Jul 9, 2008 at 11:03 p.m. ET

Almost every community has them: kids who are basically nice but perhaps have a slightly negative influence on other kids, often subtly so. When I encounter kids like this in my kids'social circle, I mostly handle it by keeping a touch of distance between my kid and that one. But what do you do when that dynamic exists within an extended family?

Bratty TeenMy kids have been spending the last few days with far flung cousins. I've noticed changes in attitudes and behaviors in that time, and it's increasing in intensity. Sadly, I feel relief that there will be separation between the cousins very soon. Within the next few hours soon.

Different homes, different styles

These cousins are good kids, but they were raised very differently. Whether one way is right and one way is wrong is not the point, it's just all different. With shorter visits, some of the differences are less noticeable. When visits stretch in length, they are more noticeable.

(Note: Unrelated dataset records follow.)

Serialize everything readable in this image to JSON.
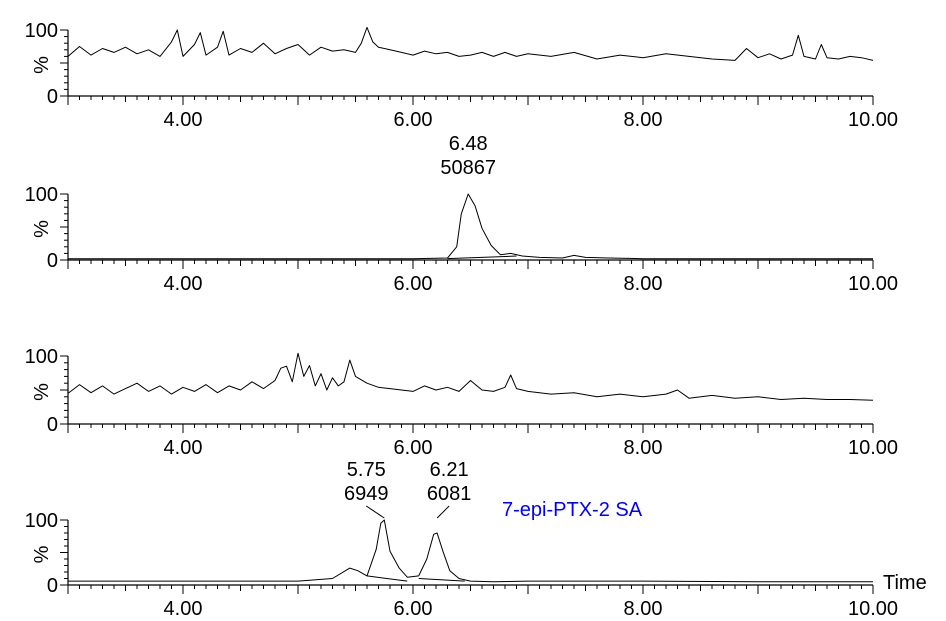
{
  "chart_data": [
    {
      "type": "line",
      "xlim": [
        3.0,
        10.0
      ],
      "ylim": [
        0,
        100
      ],
      "x_ticks": [
        "4.00",
        "6.00",
        "8.00",
        "10.00"
      ],
      "y_ticks": [
        "0",
        "100"
      ],
      "ylabel": "%",
      "xlabel": "",
      "series": [
        {
          "x": [
            3.0,
            3.1,
            3.2,
            3.3,
            3.4,
            3.5,
            3.6,
            3.7,
            3.8,
            3.9,
            3.95,
            4.0,
            4.1,
            4.15,
            4.2,
            4.3,
            4.35,
            4.4,
            4.5,
            4.6,
            4.7,
            4.8,
            4.9,
            5.0,
            5.1,
            5.2,
            5.3,
            5.4,
            5.5,
            5.55,
            5.6,
            5.65,
            5.7,
            5.8,
            5.9,
            6.0,
            6.1,
            6.2,
            6.3,
            6.4,
            6.5,
            6.6,
            6.7,
            6.8,
            6.9,
            7.0,
            7.2,
            7.4,
            7.6,
            7.8,
            8.0,
            8.2,
            8.4,
            8.6,
            8.8,
            8.9,
            9.0,
            9.1,
            9.2,
            9.3,
            9.35,
            9.4,
            9.5,
            9.55,
            9.6,
            9.7,
            9.8,
            9.9,
            10.0
          ],
          "y": [
            60,
            75,
            62,
            72,
            66,
            74,
            64,
            70,
            60,
            82,
            100,
            60,
            78,
            96,
            62,
            74,
            98,
            62,
            72,
            66,
            80,
            64,
            72,
            78,
            62,
            74,
            68,
            70,
            66,
            80,
            104,
            82,
            74,
            70,
            66,
            62,
            68,
            64,
            66,
            60,
            62,
            66,
            60,
            66,
            60,
            64,
            60,
            66,
            56,
            62,
            58,
            64,
            60,
            56,
            54,
            72,
            58,
            64,
            56,
            62,
            92,
            60,
            56,
            78,
            58,
            56,
            60,
            58,
            54
          ]
        }
      ]
    },
    {
      "type": "line",
      "xlim": [
        3.0,
        10.0
      ],
      "ylim": [
        0,
        100
      ],
      "x_ticks": [
        "4.00",
        "6.00",
        "8.00",
        "10.00"
      ],
      "y_ticks": [
        "0",
        "100"
      ],
      "ylabel": "%",
      "xlabel": "",
      "series": [
        {
          "x": [
            3.0,
            5.0,
            6.0,
            6.3,
            6.38,
            6.42,
            6.48,
            6.54,
            6.6,
            6.68,
            6.76,
            6.85,
            6.95,
            7.1,
            7.3,
            7.4,
            7.5,
            7.7,
            8.0,
            9.0,
            10.0
          ],
          "y": [
            2,
            2,
            2,
            3,
            20,
            70,
            100,
            82,
            48,
            22,
            8,
            10,
            6,
            4,
            3,
            7,
            4,
            3,
            2,
            2,
            2
          ]
        }
      ],
      "annotations": [
        {
          "rt": "6.48",
          "area": "50867"
        }
      ]
    },
    {
      "type": "line",
      "xlim": [
        3.0,
        10.0
      ],
      "ylim": [
        0,
        100
      ],
      "x_ticks": [
        "4.00",
        "6.00",
        "8.00",
        "10.00"
      ],
      "y_ticks": [
        "0",
        "100"
      ],
      "ylabel": "%",
      "xlabel": "",
      "series": [
        {
          "x": [
            3.0,
            3.1,
            3.2,
            3.3,
            3.4,
            3.5,
            3.6,
            3.7,
            3.8,
            3.9,
            4.0,
            4.1,
            4.2,
            4.3,
            4.4,
            4.5,
            4.6,
            4.7,
            4.8,
            4.85,
            4.9,
            4.95,
            5.0,
            5.05,
            5.1,
            5.15,
            5.2,
            5.25,
            5.3,
            5.35,
            5.4,
            5.45,
            5.5,
            5.6,
            5.7,
            5.8,
            5.9,
            6.0,
            6.1,
            6.2,
            6.3,
            6.4,
            6.5,
            6.6,
            6.7,
            6.8,
            6.85,
            6.9,
            7.0,
            7.2,
            7.4,
            7.6,
            7.8,
            8.0,
            8.2,
            8.3,
            8.4,
            8.6,
            8.8,
            9.0,
            9.2,
            9.4,
            9.6,
            9.8,
            10.0
          ],
          "y": [
            45,
            58,
            46,
            56,
            44,
            52,
            60,
            48,
            56,
            44,
            54,
            48,
            58,
            46,
            56,
            50,
            62,
            52,
            64,
            82,
            85,
            62,
            104,
            70,
            86,
            56,
            74,
            50,
            68,
            56,
            62,
            94,
            70,
            60,
            54,
            52,
            50,
            48,
            56,
            50,
            54,
            48,
            64,
            50,
            48,
            54,
            72,
            52,
            48,
            44,
            46,
            40,
            44,
            40,
            44,
            50,
            38,
            42,
            38,
            40,
            36,
            38,
            36,
            36,
            35
          ]
        }
      ]
    },
    {
      "type": "line",
      "xlim": [
        3.0,
        10.0
      ],
      "ylim": [
        0,
        100
      ],
      "x_ticks": [
        "4.00",
        "6.00",
        "8.00",
        "10.00"
      ],
      "y_ticks": [
        "0",
        "100"
      ],
      "ylabel": "%",
      "xlabel": "Time",
      "series": [
        {
          "x": [
            3.0,
            4.0,
            5.0,
            5.3,
            5.45,
            5.52,
            5.6,
            5.68,
            5.72,
            5.75,
            5.8,
            5.88,
            5.95,
            6.05,
            6.12,
            6.18,
            6.21,
            6.26,
            6.32,
            6.4,
            6.5,
            6.7,
            7.0,
            8.0,
            9.0,
            10.0
          ],
          "y": [
            6,
            6,
            6,
            10,
            26,
            22,
            14,
            55,
            95,
            100,
            52,
            26,
            12,
            14,
            40,
            78,
            80,
            52,
            22,
            10,
            6,
            5,
            6,
            6,
            5,
            5
          ]
        }
      ],
      "annotations": [
        {
          "rt": "5.75",
          "area": "6949"
        },
        {
          "rt": "6.21",
          "area": "6081"
        }
      ],
      "compound": "7-epi-PTX-2 SA",
      "compound_color": "#0000ff"
    }
  ]
}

It's little things that are causing some of the stress: comments about what they can do that my kids can't, what they have that my kids don't, shock (feigned or real, I don't know) that my kids have chores to do at home and expectations about behaviors.

About some (mostly inconsequential) things, I can say something, as long as I say it with a light tone and joking manner. About other things, I must be silent. It's a dicey thing criticizing someone else's parenting, and even dicier when it's family. Just as I would not want my siblings telling me how I do something with my kids is wrong, I don't do that with my siblings. Instead, I try to work around the situation as best I can, reiterating expectations while knowing the visit is finite.

Maintaining respect - and boundaries

I want my kids to know and have fun with their cousins; family is so important! If we were around the cousins more, I probably would have to say something. Either that, or with the increased time together, the novelty of time together would be reduced and we'd understand and respect one anothers' family dynamics a little better. The trouble is, when visits are less than ideal, one often is less likely to plan for more time together. 

In the meantime, it's an ideal time to talk to my kids again about our family's point-of-view, our values, our goals - and help them to understand how we are all different and the need to respect those differences. Distance can be good for perspective on those differences. After all, if we were all exactly the same, the world - and our families - would be pretty darn boring.